O show sempre esteve vinculado à solidariedade. O comediante disse que o criou para que aqueles que enfrentam discriminação em um mundo pós-11 de Setembro pudessem encontrar consolo e alegria.
– E também com um toque político. Sabe como é, alguma coisa divertida, uma tiração de sarro de qualquer tipo de fanatismo. Meu objetivo maior, francamente, é criar alianças entre as comunidades pardas – contou em entrevista.
O show atraiu alguns comediantes de renome, como Aasif Mandvi, mais conhecido por seu trabalho como correspondente no The Daily Show, e Kumail Nanjiani, astro do seriado Silicon Valley, da HBO. De todos os artistas, Maysoon Zayid, a palestino-americana que Obeidallah chama de sua irmã comediante, foi a que falou mais claramente sobre a ansiedade que alguns muçulmanos enfrentam na era Trump. Durante sua apresentação, ela disse estar sofrendo de "Trump-pressão", e, como resultado, estava perdendo as sobrancelhas.
– Eu sou o pior pesadelo do Donald Trump. Muçulmana, sangro todos os meses e sou deficiente: tenho paralisia cerebral, por isso tremo o tempo todo – disse ela, referindo-se a Trump zombando de Megyn Kelly, então uma apresentadora da Fox News, e de Serge F. Kovaleski, repórter do The New York Times que tem artrogripose, que limita o funcionamento das articulações.
Maysoon já fez uma palestra no TED Talk falando sobre como é viver com paralisia cerebral, e seu stand-up foi quase que inteiramente composto de críticas a Trump, usando exageros e hipérboles para responder às expectativas da plateia. Ela diz que o novo presidente a preocupa muito mais do que os antecessores dos quais não gostava.
– Com George W. Bush, não tinha medo de ser silenciada; com Trump, acho que poderia ser arrastada do palco, e muitas pessoas iriam vibrar. Nunca pensei que algo assim pudesse acontecer nos EUA.
Feraz Shere, 33 anos, que é especialista em imitações, fez caricaturas precisas de Obama – que ele disse estar, depois de deixar o governo, mais preocupado com pastas de dentes do que com questões nucleares – e de Trump, a quem retratou como um comediante de stand-up.
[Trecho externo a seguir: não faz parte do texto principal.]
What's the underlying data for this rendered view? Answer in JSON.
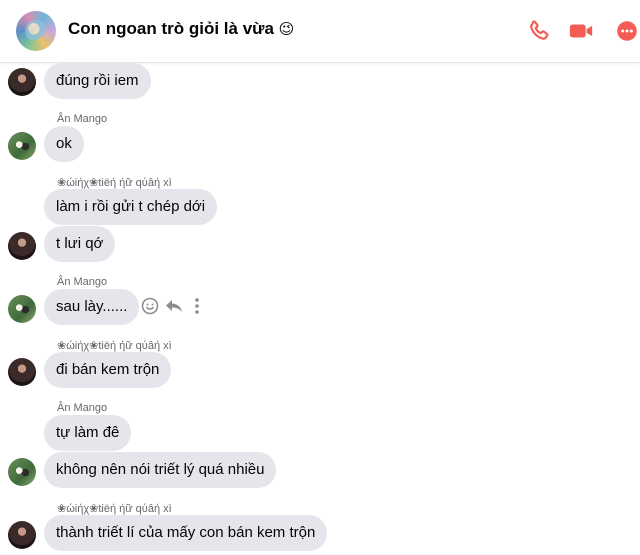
{
  "header": {
    "title": "Con ngoan trò giỏi là vừa",
    "emoji": "😉",
    "accent_color": "#f25c54",
    "icons": [
      "group-avatar",
      "phone-icon",
      "video-icon",
      "more-icon"
    ]
  },
  "messages": [
    {
      "sender_label": "",
      "text": "đúng rồi iem",
      "avatar": "dark"
    },
    {
      "sender_label": "Ân Mango",
      "text": "ok",
      "avatar": "green"
    },
    {
      "sender_label": "❀ώiήχ❀tiёή ήữ qύâή xì",
      "text": "làm i rồi gửi t chép dới",
      "avatar": ""
    },
    {
      "sender_label": "",
      "text": "t lưi qớ",
      "avatar": "dark"
    },
    {
      "sender_label": "Ân Mango",
      "text": "sau lày......",
      "avatar": "green"
    },
    {
      "sender_label": "❀ώiήχ❀tiёή ήữ qύâή xì",
      "text": "đi bán kem trộn",
      "avatar": "dark"
    },
    {
      "sender_label": "Ân Mango",
      "text": "tự làm đê",
      "avatar": ""
    },
    {
      "sender_label": "",
      "text": "không nên nói triết lý quá nhiều",
      "avatar": "green"
    },
    {
      "sender_label": "❀ώiήχ❀tiёή ήữ qύâή xì",
      "text": "thành triết lí của mấy con bán kem trộn",
      "avatar": "dark"
    }
  ],
  "hover_actions": [
    "react-icon",
    "reply-icon",
    "more-options-icon"
  ]
}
– Eu conto as melhores piadas, ok? – Shere brincou, gesticulando freneticamente para o público.
Em uma entrevista, disse que não acha que fale de Trump para ridicularizá-lo. Para ele, piadas são apenas isso: piadas.
– Não vejo o lado político das coisas apenas pelo ponto de vista muçulmano. Cresci em uma família pouco praticante – afirma Shere.
Alguns integrantes da plateia expressaram vários níveis de mal-estar, ansiedade e esperança. Mahnoor Waseem, 21 anos, estudante de Ciência Política na Universidade Estadual de Montclair State, em Nova Jersey, estava ali com a irmã de 19 anos. Ela nasceu no Paquistão e chegou aos EUA alguns meses após os ataques terroristas de 11 de setembro de 2001. Disse que as eleições de 2016 foram "emocionalmente difíceis" e contou que reagiu ao show de comédia com um "riso nervoso":
– Porque espero que, independentemente da piada, esses fatos não se tornem verdade. É meio que fechar os olhos e se esconder.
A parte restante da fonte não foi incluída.